One thing of which all four boys assured one another was that they had too much at stake to incur any sort of risk of their camp being found. Also, they were agreed, there must be no underestimating of the resourcefulness and cunning of the Trio. It was really surprising that the latter had succeeded so well thus far in finding the route the Thirty traversed. Their evident perseverance in doing so was, as well, ample indication of their serious intention to do all they threatened—find out the meaning of the mysterious expedition and play mischief with that undertaking generally.

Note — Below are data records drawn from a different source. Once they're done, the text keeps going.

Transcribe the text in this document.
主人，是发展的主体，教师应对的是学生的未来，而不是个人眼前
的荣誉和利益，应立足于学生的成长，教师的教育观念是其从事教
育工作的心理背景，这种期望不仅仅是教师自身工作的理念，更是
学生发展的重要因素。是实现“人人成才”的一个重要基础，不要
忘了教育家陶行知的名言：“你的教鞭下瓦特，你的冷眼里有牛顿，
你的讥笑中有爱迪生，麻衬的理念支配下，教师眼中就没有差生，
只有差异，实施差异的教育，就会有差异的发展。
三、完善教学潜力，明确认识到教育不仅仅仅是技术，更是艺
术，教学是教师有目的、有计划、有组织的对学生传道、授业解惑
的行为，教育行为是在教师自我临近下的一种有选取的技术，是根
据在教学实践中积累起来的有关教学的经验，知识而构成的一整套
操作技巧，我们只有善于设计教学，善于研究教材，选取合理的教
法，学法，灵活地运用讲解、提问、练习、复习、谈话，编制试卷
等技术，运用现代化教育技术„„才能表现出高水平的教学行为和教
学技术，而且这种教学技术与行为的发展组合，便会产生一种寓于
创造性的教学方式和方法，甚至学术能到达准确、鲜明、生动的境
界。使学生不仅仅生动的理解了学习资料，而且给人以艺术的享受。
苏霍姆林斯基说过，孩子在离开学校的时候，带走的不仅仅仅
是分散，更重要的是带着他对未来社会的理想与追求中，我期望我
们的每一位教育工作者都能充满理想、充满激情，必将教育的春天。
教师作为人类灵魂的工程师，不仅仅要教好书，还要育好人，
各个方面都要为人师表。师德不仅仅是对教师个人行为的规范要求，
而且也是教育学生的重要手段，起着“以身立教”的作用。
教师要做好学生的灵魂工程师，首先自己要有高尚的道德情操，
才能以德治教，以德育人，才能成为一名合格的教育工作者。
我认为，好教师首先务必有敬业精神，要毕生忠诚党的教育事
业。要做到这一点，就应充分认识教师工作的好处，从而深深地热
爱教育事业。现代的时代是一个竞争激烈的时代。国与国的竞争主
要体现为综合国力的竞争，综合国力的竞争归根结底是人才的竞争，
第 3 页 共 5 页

All day Saturday the Auto Boys had spent in erecting their permanent camp and in establishing connections for such part of their food supply as they could best obtain from some farm. The latter had not been easily accomplished. There was little cultivated land in the immediate neighborhood of the great woods. The nearest farmhouse was a half-mile away and the next one an equal distance beyond.
Unluckily, too, it had been found necessary to go to the second of the farms in order to obtain milk. It would mean a two-mile tramp each morning, there and back. Either this or a trip in the car, and on account of the rough ground between the camp and the public road, the latter method was hardly desirable, as a daily practice.
Aside from this inconvenience the young campers were highly pleased with their location. They had yet to make arrangements for sending and receiving mail, but this they had planned to do on Sunday afternoon. Their letters home having been written, the most convenient grocery or other source of general supplies discovered, and all the odd tasks incident to getting settled cleared away, they would be ready on Monday morning, they planned, to begin the long contemplated attack upon the secrets of the great, silent woods.
But now had come the unexpected arrival of Messrs. Gaines, Pickton and Perth much nearer these scenes than any of the four friends had supposed they ever would be. It might make an entire revision of the program necessary.
"As to that same, we shall see," said Billy Worth, looking up from the letter writing on which, barring numerous interruptions, all were engaged.
"How d'ye spell 'barnacles'?" demanded Paul Jones, insistently, the same moment.